El nervio laríngeo superior se encarga fundamentalmente de la inervación sensitiva (ramo interno) e incluye tanto la supraglotis como la glotis. Su función motora (ramo externo) queda limitada al músculo cricotiroideo. por lo que las lesiones de este nervio apenas influirán en la posición de las cuerdas y sin embargo cursarán con importantes alteraciones sensitivas.

El laríngeo recurrente, que en el lado derecho rodea a la subclavia y en el izquierdo a la aorta, se encarga de la inervación motora de casi toda la musculatura laríngea (salvo del cricotiroideo) y sólo aporta libras sensitivas para la subglotis. Por lo tanto, la lesión del recurrente tendrá gran repercusión en la posición de las cuerdas y poca sobre la sensibilidad laríngea. Para que no olvidemos el nombre del único músculo inervado por el laríngeo superior, debemos acordamos de que lleva el mismo nombre que la membrana donde se realiza la coniotomía de urgencia (cricotiroidea).

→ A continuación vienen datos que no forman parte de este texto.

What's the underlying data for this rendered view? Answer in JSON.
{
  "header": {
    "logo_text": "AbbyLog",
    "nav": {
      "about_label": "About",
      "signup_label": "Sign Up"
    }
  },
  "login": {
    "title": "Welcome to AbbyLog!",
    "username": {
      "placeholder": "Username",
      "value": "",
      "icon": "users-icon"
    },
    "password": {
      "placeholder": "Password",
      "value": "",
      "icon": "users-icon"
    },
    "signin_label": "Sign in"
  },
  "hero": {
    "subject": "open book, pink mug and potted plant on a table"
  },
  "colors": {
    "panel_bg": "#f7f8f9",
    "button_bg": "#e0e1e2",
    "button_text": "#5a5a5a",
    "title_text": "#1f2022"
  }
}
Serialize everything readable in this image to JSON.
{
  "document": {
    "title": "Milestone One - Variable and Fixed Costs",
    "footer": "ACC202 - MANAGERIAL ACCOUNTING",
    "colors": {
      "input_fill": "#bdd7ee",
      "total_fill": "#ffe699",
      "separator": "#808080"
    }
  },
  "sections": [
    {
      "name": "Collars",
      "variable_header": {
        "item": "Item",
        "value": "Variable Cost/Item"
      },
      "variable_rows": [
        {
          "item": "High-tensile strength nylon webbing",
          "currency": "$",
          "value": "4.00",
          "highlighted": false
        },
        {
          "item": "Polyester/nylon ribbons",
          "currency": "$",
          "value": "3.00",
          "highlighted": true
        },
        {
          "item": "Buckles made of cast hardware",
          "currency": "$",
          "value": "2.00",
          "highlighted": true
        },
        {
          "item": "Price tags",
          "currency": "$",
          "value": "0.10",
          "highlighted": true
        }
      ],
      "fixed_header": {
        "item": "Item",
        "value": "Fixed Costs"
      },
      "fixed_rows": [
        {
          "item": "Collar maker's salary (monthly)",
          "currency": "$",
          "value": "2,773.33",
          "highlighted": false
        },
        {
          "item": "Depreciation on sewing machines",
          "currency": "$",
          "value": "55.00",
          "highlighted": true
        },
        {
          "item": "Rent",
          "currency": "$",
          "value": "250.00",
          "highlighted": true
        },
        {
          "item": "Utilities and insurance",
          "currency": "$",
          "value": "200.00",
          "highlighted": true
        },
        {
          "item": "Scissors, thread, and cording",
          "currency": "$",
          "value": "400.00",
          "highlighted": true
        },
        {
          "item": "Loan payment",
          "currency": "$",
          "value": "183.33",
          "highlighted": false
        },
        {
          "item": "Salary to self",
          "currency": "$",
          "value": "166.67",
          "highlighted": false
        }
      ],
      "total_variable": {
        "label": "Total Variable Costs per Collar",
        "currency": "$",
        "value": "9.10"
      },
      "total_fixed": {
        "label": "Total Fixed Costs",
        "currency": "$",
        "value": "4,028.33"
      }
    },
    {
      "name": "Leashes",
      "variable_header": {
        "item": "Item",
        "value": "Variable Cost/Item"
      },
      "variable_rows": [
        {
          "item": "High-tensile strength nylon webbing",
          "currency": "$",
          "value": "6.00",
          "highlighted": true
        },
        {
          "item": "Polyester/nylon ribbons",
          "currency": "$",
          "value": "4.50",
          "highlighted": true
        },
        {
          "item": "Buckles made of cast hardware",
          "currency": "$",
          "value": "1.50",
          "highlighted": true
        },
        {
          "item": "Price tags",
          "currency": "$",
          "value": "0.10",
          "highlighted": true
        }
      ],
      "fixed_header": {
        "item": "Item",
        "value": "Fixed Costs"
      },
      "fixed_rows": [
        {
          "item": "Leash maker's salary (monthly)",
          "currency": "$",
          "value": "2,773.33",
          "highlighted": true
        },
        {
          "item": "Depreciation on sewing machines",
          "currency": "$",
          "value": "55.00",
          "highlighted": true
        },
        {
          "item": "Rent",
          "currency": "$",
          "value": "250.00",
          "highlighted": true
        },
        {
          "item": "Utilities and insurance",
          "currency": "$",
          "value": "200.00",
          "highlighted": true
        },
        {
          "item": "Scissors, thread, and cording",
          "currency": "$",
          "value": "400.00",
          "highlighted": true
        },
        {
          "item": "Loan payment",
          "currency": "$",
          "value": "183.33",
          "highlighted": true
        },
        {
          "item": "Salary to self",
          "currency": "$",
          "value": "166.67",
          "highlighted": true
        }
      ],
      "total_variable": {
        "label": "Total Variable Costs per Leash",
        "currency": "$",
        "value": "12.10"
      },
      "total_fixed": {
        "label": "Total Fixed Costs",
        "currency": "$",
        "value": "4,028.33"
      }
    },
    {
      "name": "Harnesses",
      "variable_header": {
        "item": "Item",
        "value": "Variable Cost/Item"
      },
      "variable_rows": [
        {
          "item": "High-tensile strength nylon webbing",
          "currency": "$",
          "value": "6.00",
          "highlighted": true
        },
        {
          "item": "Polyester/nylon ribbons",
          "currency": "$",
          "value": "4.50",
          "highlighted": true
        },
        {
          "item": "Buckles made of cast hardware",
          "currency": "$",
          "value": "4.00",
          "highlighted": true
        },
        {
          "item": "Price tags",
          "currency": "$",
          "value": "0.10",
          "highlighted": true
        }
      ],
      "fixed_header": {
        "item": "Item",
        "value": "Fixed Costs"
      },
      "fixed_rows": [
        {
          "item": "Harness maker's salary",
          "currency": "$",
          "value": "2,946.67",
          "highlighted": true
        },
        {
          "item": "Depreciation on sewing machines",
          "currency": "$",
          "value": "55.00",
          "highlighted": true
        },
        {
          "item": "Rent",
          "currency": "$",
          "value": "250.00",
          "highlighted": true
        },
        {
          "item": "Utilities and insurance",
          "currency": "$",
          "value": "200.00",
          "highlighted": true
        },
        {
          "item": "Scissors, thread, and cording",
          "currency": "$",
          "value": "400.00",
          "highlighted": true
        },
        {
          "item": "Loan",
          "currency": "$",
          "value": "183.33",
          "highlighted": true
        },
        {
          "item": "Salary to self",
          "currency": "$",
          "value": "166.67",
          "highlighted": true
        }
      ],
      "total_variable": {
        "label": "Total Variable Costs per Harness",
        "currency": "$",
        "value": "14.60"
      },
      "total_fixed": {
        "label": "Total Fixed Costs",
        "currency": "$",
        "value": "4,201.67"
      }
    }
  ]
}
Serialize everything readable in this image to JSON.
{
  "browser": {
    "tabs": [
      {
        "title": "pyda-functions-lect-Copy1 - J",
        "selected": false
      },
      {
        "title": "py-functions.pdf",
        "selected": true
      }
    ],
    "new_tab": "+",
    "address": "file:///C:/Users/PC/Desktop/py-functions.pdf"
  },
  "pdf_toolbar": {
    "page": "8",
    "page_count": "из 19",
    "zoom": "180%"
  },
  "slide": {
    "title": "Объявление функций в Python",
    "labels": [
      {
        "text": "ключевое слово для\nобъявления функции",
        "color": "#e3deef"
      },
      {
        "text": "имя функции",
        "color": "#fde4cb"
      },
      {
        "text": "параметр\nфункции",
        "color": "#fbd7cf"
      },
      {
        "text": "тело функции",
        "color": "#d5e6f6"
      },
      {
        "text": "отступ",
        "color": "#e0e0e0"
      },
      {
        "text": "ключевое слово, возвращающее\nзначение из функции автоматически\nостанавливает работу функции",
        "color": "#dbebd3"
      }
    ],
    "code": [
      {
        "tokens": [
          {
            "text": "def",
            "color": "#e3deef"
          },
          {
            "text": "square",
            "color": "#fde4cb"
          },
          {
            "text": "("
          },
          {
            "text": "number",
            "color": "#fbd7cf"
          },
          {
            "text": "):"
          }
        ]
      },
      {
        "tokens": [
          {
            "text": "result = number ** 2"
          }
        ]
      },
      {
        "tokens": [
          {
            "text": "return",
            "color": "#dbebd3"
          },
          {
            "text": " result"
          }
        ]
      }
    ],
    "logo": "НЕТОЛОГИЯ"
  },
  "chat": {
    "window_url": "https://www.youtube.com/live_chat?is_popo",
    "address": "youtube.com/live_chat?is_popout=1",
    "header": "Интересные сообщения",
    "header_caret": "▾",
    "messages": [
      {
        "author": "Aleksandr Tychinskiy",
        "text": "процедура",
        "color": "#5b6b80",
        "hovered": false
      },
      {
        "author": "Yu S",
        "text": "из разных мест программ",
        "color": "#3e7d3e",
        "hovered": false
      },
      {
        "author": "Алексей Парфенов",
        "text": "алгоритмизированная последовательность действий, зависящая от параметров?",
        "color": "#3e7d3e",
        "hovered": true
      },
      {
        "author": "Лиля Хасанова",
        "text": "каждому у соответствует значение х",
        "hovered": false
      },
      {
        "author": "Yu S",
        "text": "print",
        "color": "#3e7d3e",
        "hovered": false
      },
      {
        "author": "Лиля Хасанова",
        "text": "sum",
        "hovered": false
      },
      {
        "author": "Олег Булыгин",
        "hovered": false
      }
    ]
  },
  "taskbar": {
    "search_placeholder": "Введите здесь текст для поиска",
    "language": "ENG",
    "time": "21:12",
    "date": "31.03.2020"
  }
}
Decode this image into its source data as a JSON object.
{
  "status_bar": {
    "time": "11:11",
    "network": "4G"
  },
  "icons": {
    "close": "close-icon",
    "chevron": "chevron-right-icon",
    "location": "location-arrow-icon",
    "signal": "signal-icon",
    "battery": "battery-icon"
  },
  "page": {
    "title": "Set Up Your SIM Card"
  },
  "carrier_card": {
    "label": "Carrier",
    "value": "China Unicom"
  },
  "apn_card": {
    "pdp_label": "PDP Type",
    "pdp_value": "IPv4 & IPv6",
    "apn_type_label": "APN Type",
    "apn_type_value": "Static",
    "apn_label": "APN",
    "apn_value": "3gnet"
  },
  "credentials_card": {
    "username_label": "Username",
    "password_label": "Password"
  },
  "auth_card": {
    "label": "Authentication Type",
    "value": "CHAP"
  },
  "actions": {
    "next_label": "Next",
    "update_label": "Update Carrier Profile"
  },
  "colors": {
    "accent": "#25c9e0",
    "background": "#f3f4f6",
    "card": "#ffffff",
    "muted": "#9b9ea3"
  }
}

La mayoría de las parálisis faringolaríngeas son periféricas, es decir, la lesión se produce a nivel del ganglio nudoso y es Tiroidectomía la causa más frecuente de parálisis recurrencial. Otras causas de parálisis faringolaríngea son los aneurismas aórticos, carcinomas de esófago o pulmón, los cuerpos extraños en la faringe, etc.

Generalmente con el paso del tiempo la cuerda sana tiende a compensar el déficit de la cuerda afectada pero, a veces, y principalmente en las lesiones bilaterales, es necesario el tratamiento quirúrgico (inyección de teflón, tiroplastias).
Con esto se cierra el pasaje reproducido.